Katsura M, Hara A, Higo A, Tarumi C, Hibino Y, Ohkuma S
Department of Pharmacology, Kawasaki Medical School, Matsushima, Kurashiki, Japan.
J Neurochem. 1998 Dec;71(6):2638-41. doi: 10.1046/j.1471-4159.1998.71062638.x.

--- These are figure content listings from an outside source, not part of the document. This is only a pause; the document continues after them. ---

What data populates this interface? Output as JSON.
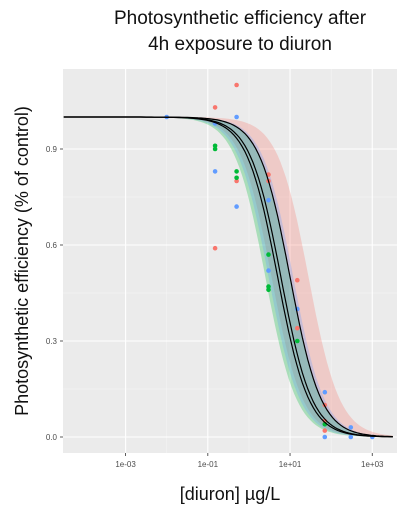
{
  "chart_data": {
    "type": "scatter",
    "title_lines": [
      "Photosynthetic efficiency after",
      "4h exposure to diuron"
    ],
    "xlabel": "[diuron] µg/L",
    "ylabel": "Photosynthetic efficiency (% of control)",
    "x_scale": "log10",
    "xlim": [
      3e-05,
      4000
    ],
    "ylim": [
      -0.05,
      1.15
    ],
    "x_ticks": [
      {
        "value": 0.001,
        "label": "1e-03"
      },
      {
        "value": 0.1,
        "label": "1e-01"
      },
      {
        "value": 10,
        "label": "1e+01"
      },
      {
        "value": 1000,
        "label": "1e+03"
      }
    ],
    "y_ticks": [
      {
        "value": 0.0,
        "label": "0.0"
      },
      {
        "value": 0.3,
        "label": "0.3"
      },
      {
        "value": 0.6,
        "label": "0.6"
      },
      {
        "value": 0.9,
        "label": "0.9"
      }
    ],
    "grid": true,
    "legend": "none",
    "series": [
      {
        "color": "#f8766d",
        "points": [
          [
            0.15,
            1.03
          ],
          [
            0.15,
            0.59
          ],
          [
            0.5,
            1.1
          ],
          [
            0.5,
            0.8
          ],
          [
            3,
            0.82
          ],
          [
            3,
            0.8
          ],
          [
            15,
            0.49
          ],
          [
            15,
            0.34
          ],
          [
            70,
            0.1
          ],
          [
            70,
            0.05
          ],
          [
            70,
            0.02
          ]
        ],
        "curve": {
          "ec50": 10,
          "slope": 1.15
        },
        "band_halfwidth_log10": 0.45
      },
      {
        "color": "#00ba38",
        "points": [
          [
            0.15,
            0.91
          ],
          [
            0.15,
            0.9
          ],
          [
            0.5,
            0.83
          ],
          [
            0.5,
            0.81
          ],
          [
            3,
            0.57
          ],
          [
            3,
            0.47
          ],
          [
            3,
            0.46
          ],
          [
            15,
            0.3
          ],
          [
            70,
            0.04
          ]
        ],
        "curve": {
          "ec50": 5,
          "slope": 1.15
        },
        "band_halfwidth_log10": 0.3
      },
      {
        "color": "#619cff",
        "points": [
          [
            0.01,
            1.0
          ],
          [
            0.15,
            0.98
          ],
          [
            0.15,
            0.83
          ],
          [
            0.5,
            1.0
          ],
          [
            0.5,
            0.72
          ],
          [
            3,
            0.74
          ],
          [
            3,
            0.52
          ],
          [
            15,
            0.4
          ],
          [
            70,
            0.14
          ],
          [
            70,
            0.0
          ],
          [
            300,
            0.03
          ],
          [
            300,
            0.0
          ],
          [
            1000,
            0.0
          ]
        ],
        "curve": {
          "ec50": 6,
          "slope": 1.15
        },
        "band_halfwidth_log10": 0.3
      }
    ]
  }
}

Effects of acute and chronic morphine treatment on the expression of diazepam binding inhibitor (DBI) mRNA in the mouse brain were examined. Cerebral DBI mRNA expression significantly increased in morphine-dependent mice, and this increase is more remarkable in morphine-withdrawn mice, whereas a single administration of morphine (50 mg/kg) produced no changes in the expression. Simultaneous administration of naloxone (3 mg/kg) with morphine completely abolished the increase in cerebral DBI mRNA expression observed in morphine-dependent and -withdrawn mice. These results indicate that a chronic functional interaction between morphine and opioid receptors has a critical role in increases in DBI mRNA expression.
研究了急性和慢性吗啡处理对小鼠脑中地西泮结合抑制剂(DBI)mRNA表达的影响。吗啡依赖小鼠脑内DBI mRNA表达显著增加,且这种增加在吗啡戒断小鼠中更明显,而单次给予吗啡(50 mg/kg)对表达无影响。纳洛酮(3 mg/kg)与吗啡同时给药完全消除了在吗啡依赖和戒断小鼠中观察到的脑内DBI mRNA表达增加。这些结果表明,吗啡与阿片受体之间的慢性功能相互作用在DBI mRNA表达增加中起关键作用。